Laboratory for Medicinal Chemistry Research, Shionogi Pharmaceutical Research Center.
Laboratory for Drug Discovery & Disease Research, Shionogi Pharmaceutical Research Center.
Chem Pharm Bull (Tokyo). 2024;72(7):602-609. doi: 10.1248/cpb.c24-00069.
Amyloid-β (Aβ) plaques and neurofibrillary tangles containing phosphorylated tau protein are major hallmarks of Alzheimer's disease (AD). Drug discovery efforts to target Aβ and tau have been the primary focus for several decades. Recently, substantial breakthroughs have been achieved in the clinical development of Aβ antibodies; aducanumab was approved under conditional accelerated pathway by Food and Drug Administration (FDA) in the U.S. as the first disease-modifying agent for treating AD, and lecanemab has been granted traditional full approved in the U.S. and Japan. In addition, donanemab met the primary endpoint in a phase 3 study. On the other hand, tau-targeting therapies have failed to show clinical benefit although that increased tau levels show a strong correlation with cognitive impairment relative to Aβ depositions. Currently, tau immunotherapies, such as anti-tau antibodies and tau vaccines, have shown functional benefits in clinical trials. Also, clinical trials for combination therapy of Aβ and tau antibodies to see their potential are being investigated. In this review, we provide updates on the results of clinical trials of anti-Aβ antibodies and anti-tau therapeutics and suggest future directions for these therapeutics.

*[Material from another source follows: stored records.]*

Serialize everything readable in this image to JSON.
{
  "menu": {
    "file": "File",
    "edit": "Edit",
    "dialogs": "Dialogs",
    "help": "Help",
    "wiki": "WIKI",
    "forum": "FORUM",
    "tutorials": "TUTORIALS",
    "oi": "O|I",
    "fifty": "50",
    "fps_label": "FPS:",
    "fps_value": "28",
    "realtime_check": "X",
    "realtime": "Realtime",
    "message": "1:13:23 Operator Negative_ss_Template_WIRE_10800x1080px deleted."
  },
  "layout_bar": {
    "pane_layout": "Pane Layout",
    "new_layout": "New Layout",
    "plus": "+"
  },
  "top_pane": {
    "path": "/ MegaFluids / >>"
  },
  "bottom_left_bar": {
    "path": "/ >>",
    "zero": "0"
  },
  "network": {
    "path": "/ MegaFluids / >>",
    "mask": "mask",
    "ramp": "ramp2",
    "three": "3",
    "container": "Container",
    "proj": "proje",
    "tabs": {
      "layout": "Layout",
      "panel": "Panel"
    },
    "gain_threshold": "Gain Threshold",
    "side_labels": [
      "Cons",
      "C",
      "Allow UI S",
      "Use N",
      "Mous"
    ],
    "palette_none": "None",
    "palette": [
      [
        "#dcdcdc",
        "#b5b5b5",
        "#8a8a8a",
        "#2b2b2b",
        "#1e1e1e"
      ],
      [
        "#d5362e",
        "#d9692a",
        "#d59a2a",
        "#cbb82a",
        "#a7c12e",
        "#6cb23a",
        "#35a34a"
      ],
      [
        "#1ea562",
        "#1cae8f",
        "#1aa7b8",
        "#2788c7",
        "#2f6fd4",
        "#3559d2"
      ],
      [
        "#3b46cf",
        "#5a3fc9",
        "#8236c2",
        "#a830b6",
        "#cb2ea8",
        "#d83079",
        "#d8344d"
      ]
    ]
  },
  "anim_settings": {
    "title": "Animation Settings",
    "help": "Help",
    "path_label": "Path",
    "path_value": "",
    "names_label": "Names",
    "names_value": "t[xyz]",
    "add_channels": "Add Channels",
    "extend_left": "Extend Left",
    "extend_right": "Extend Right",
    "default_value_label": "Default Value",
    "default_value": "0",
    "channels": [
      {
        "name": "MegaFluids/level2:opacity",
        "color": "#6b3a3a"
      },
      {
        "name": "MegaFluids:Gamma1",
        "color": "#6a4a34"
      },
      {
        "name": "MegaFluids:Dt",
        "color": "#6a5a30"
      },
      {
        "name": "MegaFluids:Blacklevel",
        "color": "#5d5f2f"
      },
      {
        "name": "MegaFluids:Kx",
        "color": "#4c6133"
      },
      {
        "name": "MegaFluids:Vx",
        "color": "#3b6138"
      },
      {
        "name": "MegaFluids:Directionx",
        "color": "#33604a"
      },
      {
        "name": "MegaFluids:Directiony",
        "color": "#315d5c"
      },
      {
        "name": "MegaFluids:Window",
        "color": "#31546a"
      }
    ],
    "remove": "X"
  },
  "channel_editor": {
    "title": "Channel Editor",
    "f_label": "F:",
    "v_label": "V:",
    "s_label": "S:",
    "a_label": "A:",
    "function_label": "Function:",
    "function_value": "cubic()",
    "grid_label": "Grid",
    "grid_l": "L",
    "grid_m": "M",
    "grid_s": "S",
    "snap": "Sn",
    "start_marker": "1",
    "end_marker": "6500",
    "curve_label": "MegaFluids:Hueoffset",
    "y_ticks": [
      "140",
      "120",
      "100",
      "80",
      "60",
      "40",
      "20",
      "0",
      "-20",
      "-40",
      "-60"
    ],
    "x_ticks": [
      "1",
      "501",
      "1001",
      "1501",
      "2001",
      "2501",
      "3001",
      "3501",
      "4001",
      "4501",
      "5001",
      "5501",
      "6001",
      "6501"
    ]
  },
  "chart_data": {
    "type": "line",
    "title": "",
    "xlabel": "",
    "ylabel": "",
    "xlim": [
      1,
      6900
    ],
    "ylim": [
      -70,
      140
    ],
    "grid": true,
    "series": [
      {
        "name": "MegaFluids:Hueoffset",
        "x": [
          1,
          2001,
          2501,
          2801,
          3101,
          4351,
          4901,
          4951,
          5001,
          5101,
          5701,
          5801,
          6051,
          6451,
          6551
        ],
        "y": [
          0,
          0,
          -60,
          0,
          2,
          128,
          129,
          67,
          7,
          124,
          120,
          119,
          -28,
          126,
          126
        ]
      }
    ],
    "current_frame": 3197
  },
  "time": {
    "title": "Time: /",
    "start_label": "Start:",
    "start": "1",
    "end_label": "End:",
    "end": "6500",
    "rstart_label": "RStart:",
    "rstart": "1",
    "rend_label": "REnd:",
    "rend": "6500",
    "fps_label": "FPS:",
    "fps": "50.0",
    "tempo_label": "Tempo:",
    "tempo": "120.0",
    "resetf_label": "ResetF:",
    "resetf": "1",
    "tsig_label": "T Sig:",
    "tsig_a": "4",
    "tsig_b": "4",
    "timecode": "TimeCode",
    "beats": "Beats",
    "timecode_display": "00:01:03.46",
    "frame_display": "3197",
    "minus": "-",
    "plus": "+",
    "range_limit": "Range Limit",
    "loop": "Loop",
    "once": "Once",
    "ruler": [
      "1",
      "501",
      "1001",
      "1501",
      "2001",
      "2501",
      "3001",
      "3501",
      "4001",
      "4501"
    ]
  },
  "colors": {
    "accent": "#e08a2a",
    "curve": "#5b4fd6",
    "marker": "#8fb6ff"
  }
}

淀粉样蛋白-β(Aβ)斑块和含有磷酸化 tau 蛋白的神经原纤维缠结是阿尔茨海默病(AD)的主要标志。几十年来,靶向 Aβ 和 tau 的药物发现一直是主要焦点。最近,Aβ 抗体的临床开发取得了重大突破;aducanumab 在美国获得了食品和药物管理局(FDA)有条件加速途径的批准,成为治疗 AD 的首个疾病修饰药物,lecanemab 在美国和日本获得了传统的完全批准。此外,donanemab 在一项 3 期研究中达到了主要终点。另一方面,尽管 tau 水平的升高与 Aβ 沉积相比与认知障碍有很强的相关性,但靶向 tau 的治疗方法未能显示出临床益处。目前,tau 免疫疗法,如抗 tau 抗体和 tau 疫苗,在临床试验中显示出了功能益处。此外,正在研究 Aβ 和 tau 抗体联合治疗的临床试验,以观察它们的潜力。在这篇综述中,我们提供了抗 Aβ 抗体和抗 tau 治疗的临床试验结果的最新情况,并为这些治疗方法提出了未来的方向。